Ini kedua kalinya ia duduk di ruang tamu sekolah itu. Semua perabotan di ruangan itu masih sama letaknya seperti pertama kali ia duduk di sana. Tak berapa lama ia mendengar seseorang masuk. Ternyata Corry.
"Selamat siang," Frans berdiri dan menyalami Corry. "Saya Frans Utama."
"Orangtuanya Fajar, kan?" tanya Corry. Frans mengangguk dan menjabat tangan Corry erat tapi gadis itu segera menarik tangannya.
"Silakan duduk. Saya Corry, wali kelasnya Fajar."
Mereka berdebat tentang hukuman yang akan dijalani Fajar tapi Corry bergeming, tetap teguh pada pendiriannya.
Frans tidak dapat berbuat apa-apa lagi. Di satu sisi ia harus mengakui bahwa anaknya memang sudah keterlaluan. Tapi kalimat Corry di akhir pertemuan mereka membuatnya jengkel.
"Saya pikir Fajar berani berbuat kasar itu karena izin Anda. Anda sudah salah mendidik anak Anda."
"Ibu tidak usah mengajari saya bagaimana saya mendidik anak saya.

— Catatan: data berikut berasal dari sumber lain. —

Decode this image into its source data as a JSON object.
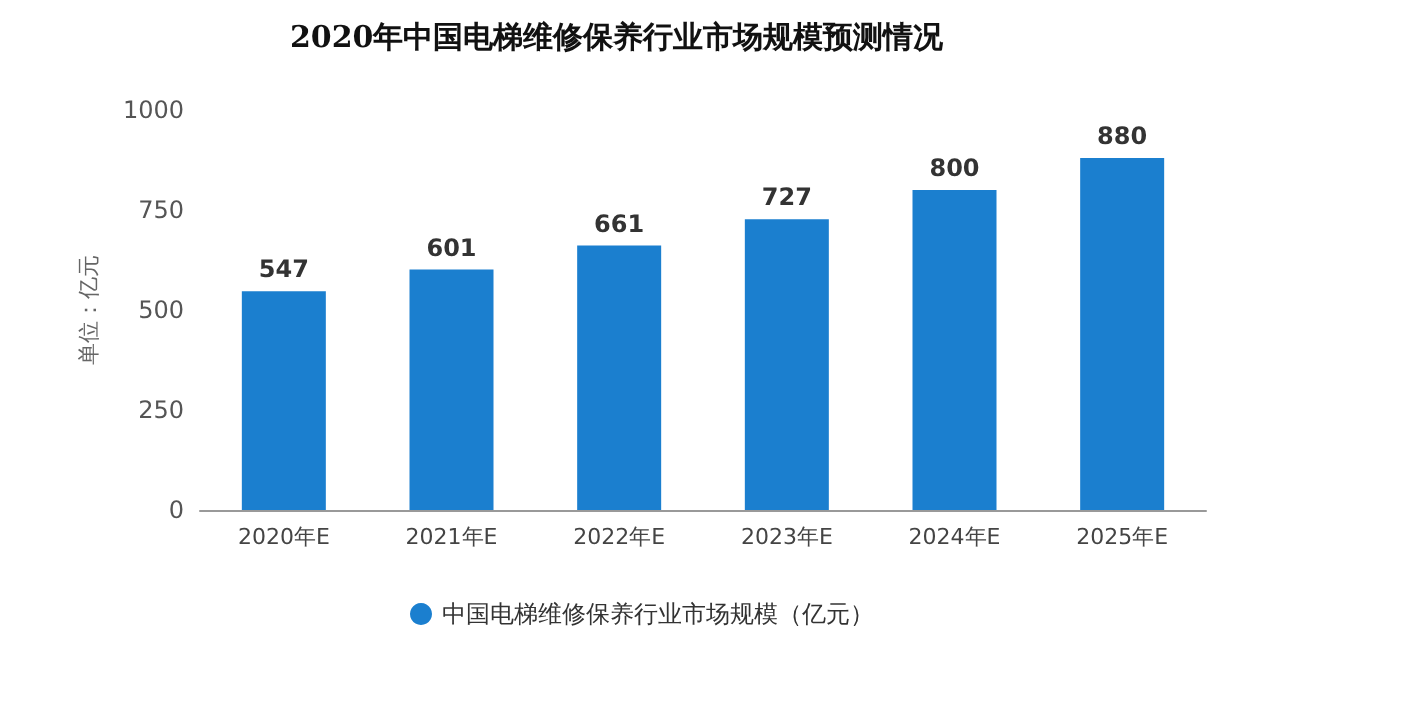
{
  "chart_data": {
    "type": "bar",
    "title": "2020年中国电梯维修保养行业市场规模预测情况",
    "ylabel": "单位：亿元",
    "categories": [
      "2020年E",
      "2021年E",
      "2022年E",
      "2023年E",
      "2024年E",
      "2025年E"
    ],
    "series": [
      {
        "name": "中国电梯维修保养行业市场规模（亿元）",
        "color": "#1b7fcf",
        "values": [
          547,
          601,
          661,
          727,
          800,
          880
        ]
      }
    ],
    "ylim": [
      0,
      1000
    ],
    "yticks": [
      0,
      250,
      500,
      750,
      1000
    ],
    "grid": false,
    "legend": "bottom",
    "data_labels": true
  }
}
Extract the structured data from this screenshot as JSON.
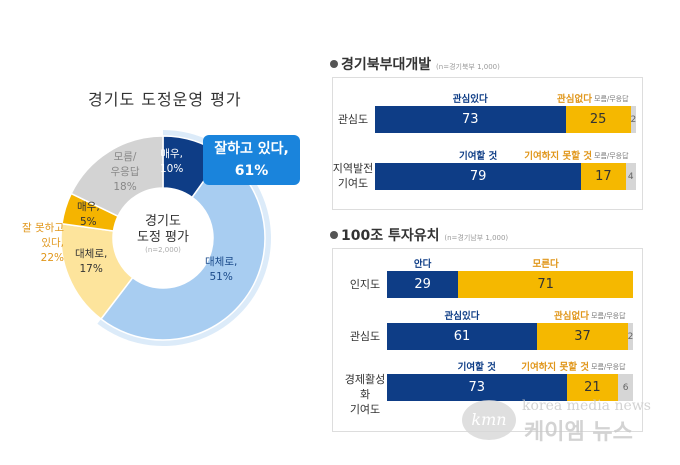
{
  "donut": {
    "title": "경기도 도정운영 평가",
    "center": [
      "경기도",
      "도정 평가",
      "(n=2,000)"
    ],
    "callout": [
      "잘하고 있다,",
      "61%"
    ],
    "left_group": [
      "잘 못하고",
      "있다,",
      "22%"
    ],
    "segments": [
      {
        "label": "매우,",
        "value": 10,
        "color": "#0e3d86"
      },
      {
        "label": "대체로,",
        "value": 51,
        "color": "#a8cdf1"
      },
      {
        "label": "대체로,",
        "value": 17,
        "color": "#fde49c"
      },
      {
        "label": "매우,",
        "value": 5,
        "color": "#f5b400"
      },
      {
        "label": "모름/ 우응답",
        "value": 18,
        "color": "#d3d3d3"
      }
    ]
  },
  "chart_data": [
    {
      "type": "pie",
      "title": "경기도 도정운영 평가",
      "categories": [
        "잘하고 있다-매우",
        "잘하고 있다-대체로",
        "잘 못하고 있다-대체로",
        "잘 못하고 있다-매우",
        "모름/무응답"
      ],
      "values": [
        10,
        51,
        17,
        5,
        18
      ],
      "groups": {
        "잘하고 있다": 61,
        "잘 못하고 있다": 22
      }
    },
    {
      "type": "bar",
      "stacked": true,
      "title": "경기북부대개발",
      "note": "(n=경기북부 1,000)",
      "rows": [
        {
          "label": "관심도",
          "labels": [
            "관심있다",
            "관심없다",
            "모름/무응답"
          ],
          "values": [
            73,
            25,
            2
          ]
        },
        {
          "label": "지역발전 기여도",
          "labels": [
            "기여할 것",
            "기여하지 못할 것",
            "모름/무응답"
          ],
          "values": [
            79,
            17,
            4
          ]
        }
      ]
    },
    {
      "type": "bar",
      "stacked": true,
      "title": "100조 투자유치",
      "note": "(n=경기남부 1,000)",
      "rows": [
        {
          "label": "인지도",
          "labels": [
            "안다",
            "모른다"
          ],
          "values": [
            29,
            71
          ]
        },
        {
          "label": "관심도",
          "labels": [
            "관심있다",
            "관심없다",
            "모름/무응답"
          ],
          "values": [
            61,
            37,
            2
          ]
        },
        {
          "label": "경제활성화 기여도",
          "labels": [
            "기여할 것",
            "기여하지 못할 것",
            "모름/무응답"
          ],
          "values": [
            73,
            21,
            6
          ]
        }
      ]
    }
  ],
  "colors": {
    "positive": "#0e3d86",
    "negative": "#f5b800",
    "unknown": "#d6d6d6",
    "neg_text": "#e0961a"
  },
  "watermark": {
    "logo": "kmn",
    "en": "korea media news",
    "ko": "케이엠 뉴스"
  }
}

Ibu tidak usah ikut campur!" seru Frans.
"Saya tidak ikut campur, tapi coba Anda evaluasi semua cara Anda mendidik anak-anak Anda di rumah." Kata Corry.
Frans mendengus kesal. Tahu apa gadis itu tentang kehidupanku? Awas aja, pikirnya. Sekali lagi ia menghela nafas berat.
"Maafin Fajar, ya, Dad," Fajar yang duduk di sampingnya menatap takut-takut kepada ayahnya yang sedang menyetir. "Fajar salah!"
"Kita bicarain di rumah," kata Frans singkat, kemudian ia menoleh ke belakang. "Ra, bahumu masih sakit?"
"Udah mendingan, Dad. Tadi Bu Corry langsung ngompres kok," jawab Clara sambil menyibakkan lengan bajunya.
"Bu Corry atau Suster UKS?" tanya Frans.
"Bu Corry, Dad. Tadi Suster Aida ngurusin Kak Roy," jawab Clara.
Frans terdiam. Kemudian ia teringat sesuatu. "Jar, tadi Daddy lihat kamu sama Bu Corry di lapangan. Ngapain dia megang-megang wajah kamu? Nyubit?"
"Nggak, Dad," Fajar tersenyum. "Bu Corry memeriksa Fajar apa ada luka atau nggak. Trus Bu Corry kayaknya datang nemenin Fajar deh. Setelah Daddy datang, dia baru ninggalin Fajar."
"Pasti dia ngomelin kamu, kan?" tebak Frans.
"Nggak, Dad. Dia nasehatin Fajar kok,"
"Pasti sambil marah-marah," pancing Frans.
"Nggak, Dad. Bu Corry lembut kok," Fajar menceritakan semua percakapan mereka saat di lapangan tadi.
Frans mengangguk-angguk.
"Bu Corry cantik kan, Dad?" celetuk Clara.
"Cantik?" ulang Frans. "Mungkin."
"Kok mungkin? Dia masih lajang lho, Dad,"
"Trus?"
"Kayaknya dia cocok sama Daddy,"
Frans terbatuk. Dia sama sekali tidak menyangka pembicaraan mereka akan sampai ke sana. Clara memang selalu bicara blak-blakan dengannya.
Untunglah mereka sudah sampai di rumah.